Chaque contrat stipule en son article « Intérêts de retard » que « toutes sommes non payées à leurs échéances normales […] porteront intérêt de plein droit du jour desdites échéances au taux fixé aux conditions particulières, majoré de trois points ». La majoration des intérêts est d’usage et généralement de l’ordre de 3 points, elle ne parait pas excessive, le tribunal déboutera M. [I] de sa demande de modération du taux d’intérêt majoré concernant les 2 prêts.
En conséquence, le tribunal condamnera M. [I] à payer à la banque :
* Au titre du solde débiteur du compte courant : 25 029,67 € outre intérêts au taux légal à compter du 2 novembre 2022, date de sa mise en demeure, dans la limite de ses engagements de caution de 19.500 € et 13 500 € ;
* Au titre du prêt 1 : 46 796,49 € outre intérêts au taux de (0,90% + 3%=) 3,90% à compter du 2 novembre 2022, date de sa mise en demeure, dans la limite de son engagement de caution de 195 000 €, déboutant pour le surplus ;
* Au titre du prêt 2 : 15 015,69 € outre intérêts au taux de (1,65% + 3%=) 4,65% à compter du 2 novembre 2022, date de sa mise en demeure, dans la limite de son engagement de caution de 65 000 €.
Sur la demande de capitalisation des intérêts
L’anatocisme étant demandé, il sera ordonné.
Sur la demande de délais de paiement
La banque s’est opposée à l’octroi de délais supplémentaires.
M. [I] n’apporte pas la preuve que les conditions d’application de l’article 1345-5 du Code Civil sont réunies.
Il y a maintenant plus de 2 ans qu’il a été mis en demeure ; il a donc déjà bénéficié d’un délai de 24 mois.
En conséquence, le Tribunal ne fera pas droit à sa demande de délais de paiement et l’en déboutera.
Sur les dépens
Les dépens seront mis à la charge de M. [I] qui succombe.
Sur la demande d’application de l’article 700 du code de procédure civile
Le tribunal condamnera M. [I] à payer à la banque la somme de 2 000 € en application des dispositions de l’article 700 du code de procédure civile.
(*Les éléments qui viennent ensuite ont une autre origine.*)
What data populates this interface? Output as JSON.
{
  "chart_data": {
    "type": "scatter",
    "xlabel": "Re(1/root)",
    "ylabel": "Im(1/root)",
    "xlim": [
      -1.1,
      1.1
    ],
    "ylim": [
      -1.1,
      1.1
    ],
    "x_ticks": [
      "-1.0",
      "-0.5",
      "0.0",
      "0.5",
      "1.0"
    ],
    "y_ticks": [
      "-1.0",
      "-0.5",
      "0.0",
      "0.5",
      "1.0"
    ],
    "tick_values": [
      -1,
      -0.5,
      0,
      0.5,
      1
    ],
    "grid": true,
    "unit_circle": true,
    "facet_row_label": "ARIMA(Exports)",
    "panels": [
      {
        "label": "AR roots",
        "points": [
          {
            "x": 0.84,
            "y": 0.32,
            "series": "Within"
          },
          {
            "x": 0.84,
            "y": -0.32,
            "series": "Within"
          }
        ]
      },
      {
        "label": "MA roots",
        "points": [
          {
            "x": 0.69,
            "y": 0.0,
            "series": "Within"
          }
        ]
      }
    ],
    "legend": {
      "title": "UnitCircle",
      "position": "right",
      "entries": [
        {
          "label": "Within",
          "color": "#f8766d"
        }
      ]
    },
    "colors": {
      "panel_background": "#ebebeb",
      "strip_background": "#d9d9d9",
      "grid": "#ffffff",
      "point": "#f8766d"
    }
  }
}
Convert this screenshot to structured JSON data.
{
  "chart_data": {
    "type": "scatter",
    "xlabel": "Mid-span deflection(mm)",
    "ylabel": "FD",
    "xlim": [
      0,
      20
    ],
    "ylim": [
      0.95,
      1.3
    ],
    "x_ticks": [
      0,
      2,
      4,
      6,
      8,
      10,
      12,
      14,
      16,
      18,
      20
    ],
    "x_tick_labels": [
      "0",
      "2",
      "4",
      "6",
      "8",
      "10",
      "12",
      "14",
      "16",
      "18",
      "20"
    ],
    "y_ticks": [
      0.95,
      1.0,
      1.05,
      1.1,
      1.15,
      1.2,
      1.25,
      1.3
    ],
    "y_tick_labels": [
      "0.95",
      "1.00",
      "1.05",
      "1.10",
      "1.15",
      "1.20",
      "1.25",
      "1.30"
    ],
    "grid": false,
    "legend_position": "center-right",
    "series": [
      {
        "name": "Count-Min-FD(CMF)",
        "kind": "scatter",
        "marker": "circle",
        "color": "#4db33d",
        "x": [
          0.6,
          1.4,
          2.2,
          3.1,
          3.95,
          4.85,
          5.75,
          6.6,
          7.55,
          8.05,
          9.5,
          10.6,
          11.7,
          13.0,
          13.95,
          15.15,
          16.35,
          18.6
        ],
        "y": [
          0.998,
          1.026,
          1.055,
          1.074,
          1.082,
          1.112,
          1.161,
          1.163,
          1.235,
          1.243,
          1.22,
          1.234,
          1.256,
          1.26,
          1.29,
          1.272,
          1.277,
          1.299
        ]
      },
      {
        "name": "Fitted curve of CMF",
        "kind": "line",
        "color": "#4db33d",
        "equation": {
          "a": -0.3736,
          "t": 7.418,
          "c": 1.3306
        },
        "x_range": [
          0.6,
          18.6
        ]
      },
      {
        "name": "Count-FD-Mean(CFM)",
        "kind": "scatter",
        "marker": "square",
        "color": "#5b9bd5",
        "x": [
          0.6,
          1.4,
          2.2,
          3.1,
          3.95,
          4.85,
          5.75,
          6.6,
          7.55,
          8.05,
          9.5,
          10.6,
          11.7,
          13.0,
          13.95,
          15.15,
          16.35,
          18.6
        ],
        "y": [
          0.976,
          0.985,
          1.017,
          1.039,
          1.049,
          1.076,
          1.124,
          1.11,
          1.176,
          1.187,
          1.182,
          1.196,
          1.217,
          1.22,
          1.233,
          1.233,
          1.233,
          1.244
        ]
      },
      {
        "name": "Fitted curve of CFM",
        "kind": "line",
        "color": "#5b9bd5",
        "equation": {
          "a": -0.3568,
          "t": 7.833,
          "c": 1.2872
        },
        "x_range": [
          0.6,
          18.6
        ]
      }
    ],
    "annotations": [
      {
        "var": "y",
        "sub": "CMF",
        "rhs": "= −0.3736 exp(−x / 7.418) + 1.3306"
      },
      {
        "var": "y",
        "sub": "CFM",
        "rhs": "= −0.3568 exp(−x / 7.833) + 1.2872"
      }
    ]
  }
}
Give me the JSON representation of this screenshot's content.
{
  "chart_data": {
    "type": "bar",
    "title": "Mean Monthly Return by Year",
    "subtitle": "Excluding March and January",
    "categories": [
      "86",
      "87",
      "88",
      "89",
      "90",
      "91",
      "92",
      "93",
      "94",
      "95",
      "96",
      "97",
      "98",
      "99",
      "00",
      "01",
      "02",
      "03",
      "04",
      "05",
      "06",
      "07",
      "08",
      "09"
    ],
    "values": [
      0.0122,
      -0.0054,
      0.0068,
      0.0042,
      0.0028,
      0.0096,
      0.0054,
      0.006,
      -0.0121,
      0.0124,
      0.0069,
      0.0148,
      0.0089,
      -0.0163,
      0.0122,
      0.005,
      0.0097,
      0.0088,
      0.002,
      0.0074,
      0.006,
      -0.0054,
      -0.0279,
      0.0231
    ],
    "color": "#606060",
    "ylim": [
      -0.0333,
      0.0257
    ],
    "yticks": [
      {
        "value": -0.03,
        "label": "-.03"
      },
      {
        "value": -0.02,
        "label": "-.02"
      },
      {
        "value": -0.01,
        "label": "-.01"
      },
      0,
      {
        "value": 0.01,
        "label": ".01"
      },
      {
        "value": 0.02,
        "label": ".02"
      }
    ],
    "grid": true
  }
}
Sur l’exécution provisoire
Le tribunal rappellera que l’exécution provisoire est de droit.
Par ces motifs,
Le tribunal, statuant par jugement contradictoire en premier ressort :
* Condamne M. [F], [L] [I], en sa qualité de caution de la société FA ETOILE à payer à la SA SOCIETE GENERALE, venant aux droits et obligations de la SA CREDIT DU NORD :
* Au titre du solde débiteur du compte courant : 25 029,67 € outre intérêts au taux légal à compter du 2 novembre 2022, date de sa mise en demeure, dans la limite de ses engagements de caution de 19.500 € et 13 500 € ;
* Au titre du prêt cautionné d’un montant initial de 300 000 € : 46 796,49 € outre intérêts au taux de 3,90% à compter du 2 novembre 2022, dans la limite de son engagement de caution de 195 000 € ;
* Au titre du prêt cautionné d’un montant initial de 50.000 € : 15 015,69 € au titre du prêt cautionné d’un montant initial de 50 000 € outre intérêts au taux de 4,65% à compter du 2 novembre 2022, dans la limite de son engagement de caution de 65 000 € ;
* Déboute M. [F], [L] [I] de sa demande de délais de paiement ;
* Ordonne la capitalisation annuelle des intérêts ;
* Condamne M. [F], [L] [I] aux dépens, dont ceux à recouvrer par le greffe, liquidés à la somme de 132,34 € dont 21,63 € de TVA ;
* Condamne M. [F], [L] [I] à payer à la SA SOCIETE GENERALE, venant aux droits et obligations de la SA CREDIT DU NORD, la somme de 2 000 € au titre de l’article 700 du CPC ;
* Rappelle que l’exécution provisoire est de droit.
En application des dispositions de l’article 871 du code de procédure civile, l’affaire a été débattue le 29 avril 2025, en audience publique, devant M. Pascal Weil, juge chargé d’instruire l’affaire, les représentants des parties ne s’y étant pas opposés.
Ce juge a rendu compte des plaidoiries dans le délibéré du tribunal, composé de : M. Bruno Gallois, M. Claude Pepin de Bonnerive et M. Pascal Weil.
Délibéré le 6 mai 2025 par les mêmes juges.
Dit que le présent jugement est prononcé par sa mise à disposition au greffe de ce tribunal, les parties en ayant été préalablement avisées lors des débats dans les conditions prévues au deuxième alinéa de l’article 450 du code de procédure civile.
La minute du jugement est signée par M. Bruno Gallois, président du délibéré et par Mme Thérèse Thierry, greffier.